Mal hablar de alguien implica sospecha, desconfianza, incluso celos y odio. ¡Actitudes demasiado frecuentes! En cambio, la bendición presupone un proceso interior de despertar y agradecimiento. Podemos alabar algo o a alguien cuando somos conscientes de su belleza y su bondad, del bien que nos proporciona, de la verdad que nos transmite. Muchas veces nuestra alma está embotada y nuestra mente aturdida bajo montañas de basura informativa y sentimientos mezquinos. Necesitamos hacer limpieza interior. Bendecir nos puede ayudar. Quizás nos cueste sentir esa gratitud, ese gozo que empujó al poeta a componer salmos tan bellos. Pero las mismas palabras de loanza, en nuestros labios, podrán operar un cambio en nuestro corazón. Una bendición también puede limpiarnos el espíritu.

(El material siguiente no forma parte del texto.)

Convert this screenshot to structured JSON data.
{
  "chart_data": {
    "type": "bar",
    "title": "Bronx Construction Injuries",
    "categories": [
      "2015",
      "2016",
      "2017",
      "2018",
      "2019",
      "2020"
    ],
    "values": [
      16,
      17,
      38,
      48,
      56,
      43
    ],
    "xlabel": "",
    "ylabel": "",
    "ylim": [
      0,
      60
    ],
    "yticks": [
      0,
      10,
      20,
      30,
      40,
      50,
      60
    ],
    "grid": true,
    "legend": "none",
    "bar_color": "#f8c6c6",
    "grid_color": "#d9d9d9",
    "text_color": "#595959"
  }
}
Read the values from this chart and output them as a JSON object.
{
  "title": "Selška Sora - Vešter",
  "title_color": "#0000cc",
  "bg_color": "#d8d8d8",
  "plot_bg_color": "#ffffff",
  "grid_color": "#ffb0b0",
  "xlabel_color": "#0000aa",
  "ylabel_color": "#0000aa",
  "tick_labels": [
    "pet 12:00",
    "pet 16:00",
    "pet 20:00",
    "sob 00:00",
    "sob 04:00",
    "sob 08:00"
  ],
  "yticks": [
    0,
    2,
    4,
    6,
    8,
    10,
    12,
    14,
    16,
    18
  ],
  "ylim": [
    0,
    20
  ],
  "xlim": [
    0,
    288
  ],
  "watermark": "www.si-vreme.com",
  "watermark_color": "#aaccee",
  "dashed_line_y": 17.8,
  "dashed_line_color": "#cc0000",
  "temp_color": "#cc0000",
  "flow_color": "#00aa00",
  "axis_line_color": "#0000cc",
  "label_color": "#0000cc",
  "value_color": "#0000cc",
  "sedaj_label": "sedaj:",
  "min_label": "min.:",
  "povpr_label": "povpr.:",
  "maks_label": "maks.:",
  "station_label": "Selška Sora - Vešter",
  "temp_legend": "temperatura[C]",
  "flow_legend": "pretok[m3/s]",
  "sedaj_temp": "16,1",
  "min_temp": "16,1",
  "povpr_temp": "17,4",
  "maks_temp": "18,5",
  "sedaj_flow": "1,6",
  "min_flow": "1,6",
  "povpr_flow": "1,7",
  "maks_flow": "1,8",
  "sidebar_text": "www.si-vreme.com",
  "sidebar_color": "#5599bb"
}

Y, ¡qué poco se bendice hoy a Dios! Son tantas las personas que lo niegan, o lo desafían, lanzando hacia él las culpas de las responsabilidades humanas. Cuántas veces los seres humanos nos comportamos como niños inmaduros y no queremos asumir el peso de nuestras decisiones. Nos aferramos a nuestros éxitos y sacudimos los fracasos encima de los otros, o encima de Dios. El salmista nos recuerda que Dios es justo y bueno, y que seguir su ley comporta salvación: es decir, paz y concordia para los pueblos.

Recitemos despacio y muy conscientes los versos de este salmo, que nos habla de la alegría y la belleza de Dios. Su amor se derrama sobre el mundo y palpita en nuestra misma existencia. Todo cuanto vemos y experimentamos, incluso las realidades incomprensibles de dolor y sufrimiento, todo está sostenido por Dios. Él todo lo abarca y lo acoge, con la firme voluntad de salvarlo todo.

Ojalá toda la humanidad dejara entrar a Dios en su interior. Porque entonces, como dice el salmo, él regiría todas las naciones con justicia. Allí donde realmente está Dios, no hay guerras, ni odio, ni hambre. En otras palabras, donde se deja entrar a Dios, reina su única e imperecedera ley: la del amor.